In quel fiume di parole, ci sono perle da antologia del grottesco. Vediamole un po’ insieme: l’ineffabile personaggio ha voluto smentire qualsiasi aspetto criminale, o anche soltanto immorale e peccaminoso, delle famose serate di Arcore. Serate eleganti, ha detto con supremo sprezzo del ridicolo, dedicate ad un’arte nobile e raffinata, quella del “burlesque”. Confesso di aver, a questo punto, alzato un sopracciglio: alle sue origini, vittoriane, “burlesque” era infatti sinonimo di teatro inteso a creare effetti comici con imitazioni e travestimenti, ma da più di cento anni significa spettacolo apertamente, sfacciatamente, erotico, come sa bene chiunque abbia vissuto negli Stati Uniti, a Londra o a Parigi: spettacolo basato su ammiccamenti più o meno espliciti, ma sempre di una profonda, direi genetica, volgarità.
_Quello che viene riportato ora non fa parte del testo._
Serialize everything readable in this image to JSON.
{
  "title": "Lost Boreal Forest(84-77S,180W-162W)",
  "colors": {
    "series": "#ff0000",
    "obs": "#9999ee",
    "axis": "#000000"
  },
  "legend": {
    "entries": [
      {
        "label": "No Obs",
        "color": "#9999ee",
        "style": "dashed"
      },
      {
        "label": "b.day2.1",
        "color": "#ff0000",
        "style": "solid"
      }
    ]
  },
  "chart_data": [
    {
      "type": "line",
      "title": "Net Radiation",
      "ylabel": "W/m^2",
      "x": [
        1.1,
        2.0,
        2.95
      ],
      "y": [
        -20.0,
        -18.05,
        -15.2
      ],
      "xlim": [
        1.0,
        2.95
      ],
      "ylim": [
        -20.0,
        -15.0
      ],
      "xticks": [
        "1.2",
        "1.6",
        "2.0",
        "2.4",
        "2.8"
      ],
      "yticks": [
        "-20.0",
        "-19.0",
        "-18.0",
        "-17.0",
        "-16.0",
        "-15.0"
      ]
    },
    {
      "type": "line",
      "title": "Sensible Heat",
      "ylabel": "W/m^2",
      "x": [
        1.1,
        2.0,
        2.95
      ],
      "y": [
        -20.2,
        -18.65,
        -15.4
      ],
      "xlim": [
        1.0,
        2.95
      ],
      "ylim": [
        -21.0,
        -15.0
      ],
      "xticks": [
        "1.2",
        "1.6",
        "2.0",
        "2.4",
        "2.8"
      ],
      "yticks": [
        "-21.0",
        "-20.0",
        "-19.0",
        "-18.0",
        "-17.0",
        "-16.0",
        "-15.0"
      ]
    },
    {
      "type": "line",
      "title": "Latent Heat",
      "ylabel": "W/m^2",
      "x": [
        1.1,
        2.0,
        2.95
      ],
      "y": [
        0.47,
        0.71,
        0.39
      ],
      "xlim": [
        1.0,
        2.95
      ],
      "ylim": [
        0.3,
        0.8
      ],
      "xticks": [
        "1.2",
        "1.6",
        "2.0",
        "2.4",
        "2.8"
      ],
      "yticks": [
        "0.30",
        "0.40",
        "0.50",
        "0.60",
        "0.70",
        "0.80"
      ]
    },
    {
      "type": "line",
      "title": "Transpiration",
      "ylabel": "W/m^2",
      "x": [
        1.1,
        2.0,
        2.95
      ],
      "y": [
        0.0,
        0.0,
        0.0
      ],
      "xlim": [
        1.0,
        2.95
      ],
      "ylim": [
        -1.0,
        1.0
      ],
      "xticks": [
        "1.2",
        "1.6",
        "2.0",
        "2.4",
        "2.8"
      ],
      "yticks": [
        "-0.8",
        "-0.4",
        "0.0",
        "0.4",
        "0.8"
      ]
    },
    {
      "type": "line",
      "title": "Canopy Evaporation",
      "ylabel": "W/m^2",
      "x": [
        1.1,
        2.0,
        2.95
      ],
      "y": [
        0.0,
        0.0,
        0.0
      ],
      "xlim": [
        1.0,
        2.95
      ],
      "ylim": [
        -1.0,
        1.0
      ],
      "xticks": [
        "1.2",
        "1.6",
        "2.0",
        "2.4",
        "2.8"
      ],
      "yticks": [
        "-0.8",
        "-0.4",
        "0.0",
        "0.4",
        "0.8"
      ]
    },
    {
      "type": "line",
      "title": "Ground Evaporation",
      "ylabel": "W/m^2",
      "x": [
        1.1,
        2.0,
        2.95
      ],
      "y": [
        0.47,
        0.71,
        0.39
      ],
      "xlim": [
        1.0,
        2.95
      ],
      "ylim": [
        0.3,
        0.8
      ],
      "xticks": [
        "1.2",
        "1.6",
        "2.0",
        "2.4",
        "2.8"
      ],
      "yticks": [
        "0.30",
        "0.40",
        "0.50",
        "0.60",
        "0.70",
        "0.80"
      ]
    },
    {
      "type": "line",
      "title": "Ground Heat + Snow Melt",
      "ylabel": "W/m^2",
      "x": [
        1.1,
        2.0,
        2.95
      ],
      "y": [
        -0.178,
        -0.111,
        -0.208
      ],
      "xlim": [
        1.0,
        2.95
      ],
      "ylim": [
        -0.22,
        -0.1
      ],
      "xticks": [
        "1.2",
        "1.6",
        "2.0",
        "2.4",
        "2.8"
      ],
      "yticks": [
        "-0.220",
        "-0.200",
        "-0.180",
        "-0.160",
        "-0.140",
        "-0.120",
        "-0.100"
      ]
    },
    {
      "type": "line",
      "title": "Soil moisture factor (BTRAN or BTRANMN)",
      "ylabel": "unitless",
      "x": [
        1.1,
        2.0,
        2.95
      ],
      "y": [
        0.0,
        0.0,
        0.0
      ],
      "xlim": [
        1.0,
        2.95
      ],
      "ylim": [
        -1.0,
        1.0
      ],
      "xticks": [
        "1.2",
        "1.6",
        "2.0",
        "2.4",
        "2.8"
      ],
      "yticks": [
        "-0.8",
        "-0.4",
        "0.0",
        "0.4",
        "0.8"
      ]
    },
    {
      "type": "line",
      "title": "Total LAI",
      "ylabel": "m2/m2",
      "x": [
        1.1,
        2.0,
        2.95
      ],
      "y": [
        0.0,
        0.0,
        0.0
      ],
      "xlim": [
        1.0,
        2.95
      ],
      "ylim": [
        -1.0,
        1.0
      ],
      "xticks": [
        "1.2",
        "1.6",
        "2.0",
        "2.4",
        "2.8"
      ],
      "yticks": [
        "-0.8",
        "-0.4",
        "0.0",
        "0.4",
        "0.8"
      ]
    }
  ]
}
Lasciamo stare se le serate di Arcore fossero solo questo o andassero oltre il voyeurismo e i toccheggiamenti di cui hanno parlato molte protagoniste; francamente non lo so e non mi interessa (è difficile orientarsi tra le miserevoli conversazioni intercettate, o dichiarazioni alla stampa, delle allegre ragazzotte reclutate per quelle serate).
Diamo anche per buone al Cavalier Berlusconi le sue asserzioni di “assoluta correttezza”. Ma il solo fatto che un uomo, tra l’altro più che settantenne – arrivato a ricoprire la maggiore responsabilità di governo, in uno dei grandi Paesi dell’Occidente, per di più in un periodo di profonda crisi economica, politica e sociale – dedicasse le sue serate a questo genere di svaghi è di uno squallore che fa tremare. E che il suddetto personaggio ammetta, anzi si vanti delle cospicue donazioni in denaro a quelle compiacenti ragazzotte “per evitare che esercitassero la prostituzione” (ma scusi, Cavaliere, e a casa sua che altro facevano?) è sinceramente triste. Certo, Berlusconi come persona è libero di fare coi suoi soldi quello che gli pare, e se gli piace può mantenere anche un intero harem; ma Berlusconi Capo del Governo di un Paese in cui c’è una buona parte della popolazione che non arriva a guadagnare in un anno quello che lui regalava alla settimana alle suddette ragazzotte, dimostra una mancanza di senso morale, e anche di senso comune, che fa spavento e contribuisce a illustrare e spiegare la diffusa decadenza etica del nostro Paese in questo ventennio berlusconiano. Che insegnamento, che conclusioni di vita, devono trarne migliaia e migliaia di nostre giovani donne, di fronte a un esempio così sfacciato, e così altolocato, di facile scorciatoia al benessere, al successo, alla fama? E’ questa la decadenza etica e del buon gusto, che il nostro Paese ha conosciuto nell’epoca berlusconiana .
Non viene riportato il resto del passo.